The ability to avoid widespread losses for employer and employee alike brings benefits for banks that had set aside billions as loans go bad. However, we have seen UK banks lag well behind their US counterparts in what looks to be a continuation of the wider long-term trend. The chart below highlights how UK banks have continuously underperformed against their US peers, with the trend showing little signs of turning around yet.

However, that chart also highlights that same catchup in UK yields, reflecting growing confidence in the economic recovery relative to the US. By overlaying the two lines, with can see that recent months have seen a major disconnect between perceived economic strength and the performance of US vs UK banks.

With that in mind, perhaps UK banks are due a strong rebound as the dust settles to find banks in relatively good shape and Brexit anxiety in the rear-view mirror.
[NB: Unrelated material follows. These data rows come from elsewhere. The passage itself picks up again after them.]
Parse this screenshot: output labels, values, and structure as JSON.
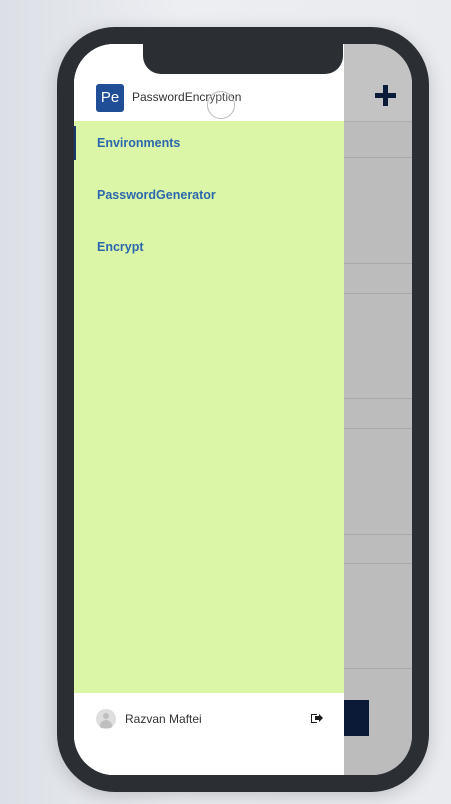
{
  "app": {
    "logo_text": "Pe",
    "name": "PasswordEncryption"
  },
  "nav": {
    "items": [
      {
        "label": "Environments",
        "active": true
      },
      {
        "label": "PasswordGenerator",
        "active": false
      },
      {
        "label": "Encrypt",
        "active": false
      }
    ]
  },
  "footer": {
    "user_name": "Razvan Maftei"
  },
  "background_app": {
    "add_icon": "plus-icon"
  },
  "icons": {
    "avatar": "user-avatar-icon",
    "signout": "sign-out-icon"
  },
  "colors": {
    "nav_background": "#dbf6a7",
    "nav_text": "#2c68ad",
    "logo_background": "#1f4e97",
    "overlay": "#bdbcbc",
    "device_frame": "#2b2f33"
  }
}
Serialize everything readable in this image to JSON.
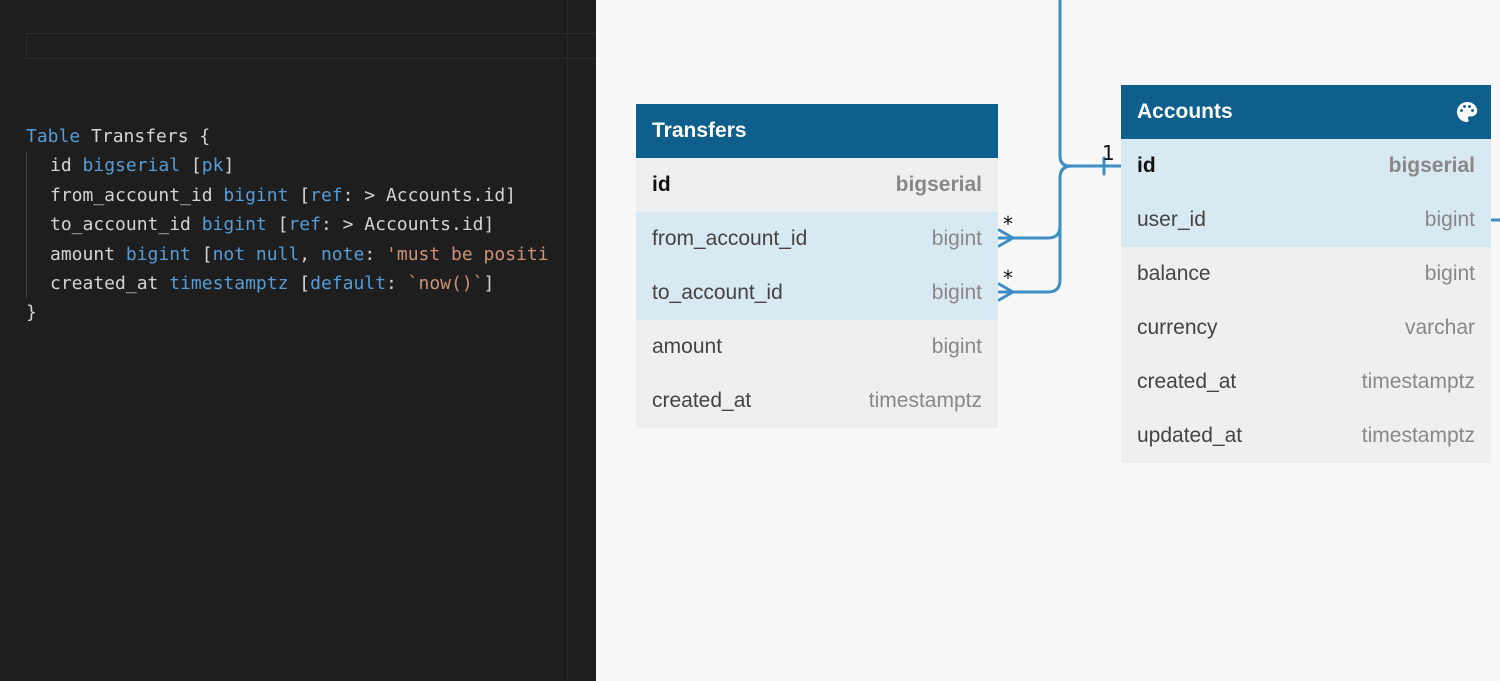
{
  "editor": {
    "lines": [
      [
        {
          "t": "Table",
          "c": "kw"
        },
        {
          "t": " Transfers {",
          "c": "plain"
        }
      ],
      [
        {
          "t": "id ",
          "c": "plain"
        },
        {
          "t": "bigserial",
          "c": "kw"
        },
        {
          "t": " [",
          "c": "plain"
        },
        {
          "t": "pk",
          "c": "kw"
        },
        {
          "t": "]",
          "c": "plain"
        }
      ],
      [
        {
          "t": "from_account_id ",
          "c": "plain"
        },
        {
          "t": "bigint",
          "c": "kw"
        },
        {
          "t": " [",
          "c": "plain"
        },
        {
          "t": "ref",
          "c": "kw"
        },
        {
          "t": ": > Accounts.id]",
          "c": "plain"
        }
      ],
      [
        {
          "t": "to_account_id ",
          "c": "plain"
        },
        {
          "t": "bigint",
          "c": "kw"
        },
        {
          "t": " [",
          "c": "plain"
        },
        {
          "t": "ref",
          "c": "kw"
        },
        {
          "t": ": > Accounts.id]",
          "c": "plain"
        }
      ],
      [
        {
          "t": "amount ",
          "c": "plain"
        },
        {
          "t": "bigint",
          "c": "kw"
        },
        {
          "t": " [",
          "c": "plain"
        },
        {
          "t": "not null",
          "c": "kw"
        },
        {
          "t": ", ",
          "c": "plain"
        },
        {
          "t": "note",
          "c": "kw"
        },
        {
          "t": ": ",
          "c": "plain"
        },
        {
          "t": "'must be positi",
          "c": "str"
        }
      ],
      [
        {
          "t": "created_at ",
          "c": "plain"
        },
        {
          "t": "timestamptz",
          "c": "kw"
        },
        {
          "t": " [",
          "c": "plain"
        },
        {
          "t": "default",
          "c": "kw"
        },
        {
          "t": ": ",
          "c": "plain"
        },
        {
          "t": "`now()`",
          "c": "str"
        },
        {
          "t": "]",
          "c": "plain"
        }
      ],
      [
        {
          "t": "}",
          "c": "plain"
        }
      ]
    ],
    "indented": [
      false,
      true,
      true,
      true,
      true,
      true,
      false
    ]
  },
  "colors": {
    "header": "#0e5f8c",
    "link": "#3d8fc4",
    "keyword": "#569cd6",
    "string": "#ce9178"
  },
  "transfers": {
    "title": "Transfers",
    "fields": [
      {
        "name": "id",
        "type": "bigserial",
        "pk": true,
        "highlight": false
      },
      {
        "name": "from_account_id",
        "type": "bigint",
        "pk": false,
        "highlight": true
      },
      {
        "name": "to_account_id",
        "type": "bigint",
        "pk": false,
        "highlight": true
      },
      {
        "name": "amount",
        "type": "bigint",
        "pk": false,
        "highlight": false
      },
      {
        "name": "created_at",
        "type": "timestamptz",
        "pk": false,
        "highlight": false
      }
    ]
  },
  "accounts": {
    "title": "Accounts",
    "icon": "palette-icon",
    "fields": [
      {
        "name": "id",
        "type": "bigserial",
        "pk": true,
        "highlight": true
      },
      {
        "name": "user_id",
        "type": "bigint",
        "pk": false,
        "highlight": true
      },
      {
        "name": "balance",
        "type": "bigint",
        "pk": false,
        "highlight": false
      },
      {
        "name": "currency",
        "type": "varchar",
        "pk": false,
        "highlight": false
      },
      {
        "name": "created_at",
        "type": "timestamptz",
        "pk": false,
        "highlight": false
      },
      {
        "name": "updated_at",
        "type": "timestamptz",
        "pk": false,
        "highlight": false
      }
    ]
  },
  "relations": {
    "many_label": "*",
    "one_label": "1"
  }
}
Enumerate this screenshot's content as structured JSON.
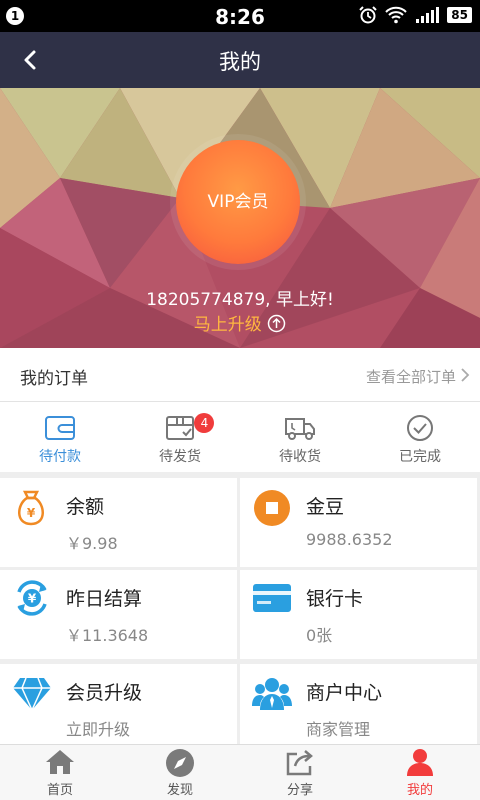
{
  "status_bar": {
    "notification_count": "1",
    "time": "8:26",
    "battery": "85"
  },
  "header": {
    "title": "我的"
  },
  "hero": {
    "vip_label": "VIP会员",
    "greeting": "18205774879, 早上好!",
    "upgrade_label": "马上升级"
  },
  "orders": {
    "title": "我的订单",
    "view_all": "查看全部订单",
    "tabs": [
      {
        "label": "待付款",
        "icon": "wallet-icon"
      },
      {
        "label": "待发货",
        "icon": "package-icon",
        "badge": "4"
      },
      {
        "label": "待收货",
        "icon": "truck-icon"
      },
      {
        "label": "已完成",
        "icon": "check-circle-icon"
      }
    ]
  },
  "assets": [
    {
      "title": "余额",
      "value": "￥9.98",
      "icon": "money-bag-icon"
    },
    {
      "title": "金豆",
      "value": "9988.6352",
      "icon": "gold-bean-icon"
    },
    {
      "title": "昨日结算",
      "value": "￥11.3648",
      "icon": "settlement-icon"
    },
    {
      "title": "银行卡",
      "value": "0张",
      "icon": "bank-card-icon"
    },
    {
      "title": "会员升级",
      "value": "立即升级",
      "icon": "diamond-icon"
    },
    {
      "title": "商户中心",
      "value": "商家管理",
      "icon": "merchant-icon"
    }
  ],
  "tabbar": [
    {
      "label": "首页",
      "icon": "home-icon"
    },
    {
      "label": "发现",
      "icon": "compass-icon"
    },
    {
      "label": "分享",
      "icon": "share-icon"
    },
    {
      "label": "我的",
      "icon": "person-icon"
    }
  ],
  "colors": {
    "accent": "#3b8fd9",
    "active_tab": "#f23c3c",
    "title_bar": "#2f3147",
    "upgrade": "#ffb640"
  }
}
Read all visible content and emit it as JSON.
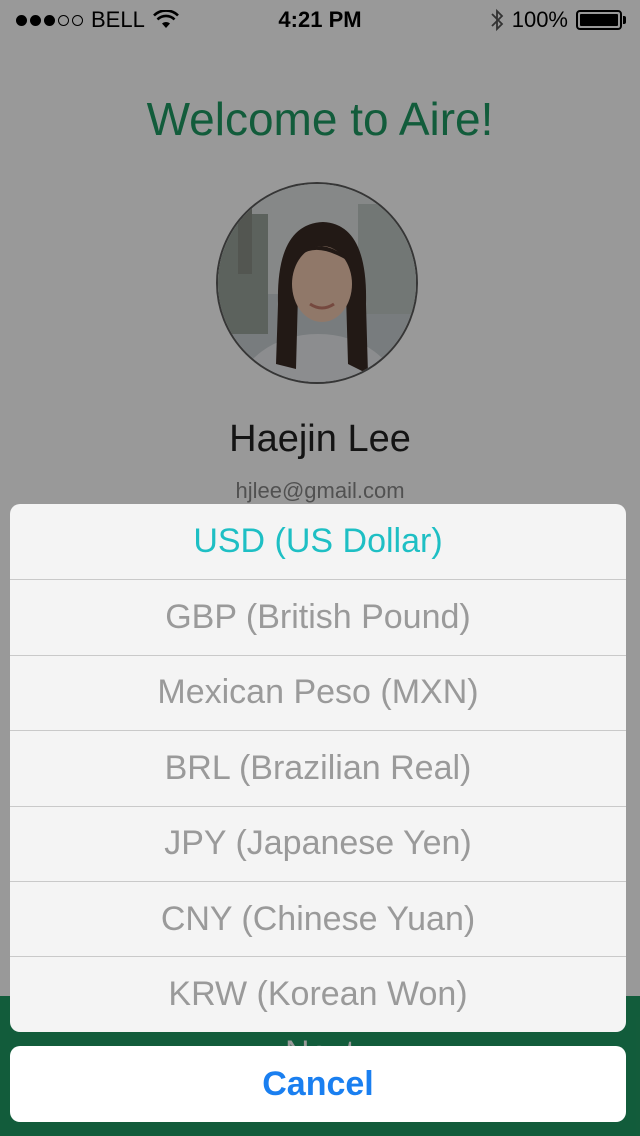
{
  "status_bar": {
    "carrier": "BELL",
    "time": "4:21 PM",
    "battery": "100%"
  },
  "profile": {
    "welcome_title": "Welcome to Aire!",
    "name": "Haejin Lee",
    "email": "hjlee@gmail.com"
  },
  "footer": {
    "next_label": "Next"
  },
  "colors": {
    "accent_green": "#1f9a63",
    "selected_teal": "#1ebfc4",
    "cancel_blue": "#1a7ff0"
  },
  "currency_sheet": {
    "options": [
      "USD (US Dollar)",
      "GBP (British Pound)",
      "Mexican Peso (MXN)",
      "BRL (Brazilian Real)",
      "JPY (Japanese Yen)",
      "CNY (Chinese Yuan)",
      "KRW (Korean Won)"
    ],
    "selected": "USD (US Dollar)",
    "cancel_label": "Cancel"
  }
}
Whether we see US economic outperformance drive yields dramatically higher to lift the relative yields line, or UK banks start to play catch up remains to be seen. In any case, it seems the perception of relative economic strength on the treasury markets are disconnected from banking sector performance of late.

Banks and yield chart Source:TradingView
Banks and yield chart Source:TradingView

From a wider perspective, the monthly chart highlights the long term descending channel seen in the decade leading to the pandemic. It is noticeable that the sector suffered in the years leading up to the Brexit deadline.

However, with the uncertainty around Brexit finally dissipating, there is a chance we could see this market target a move back towards the upper threshold of that decade-long channel.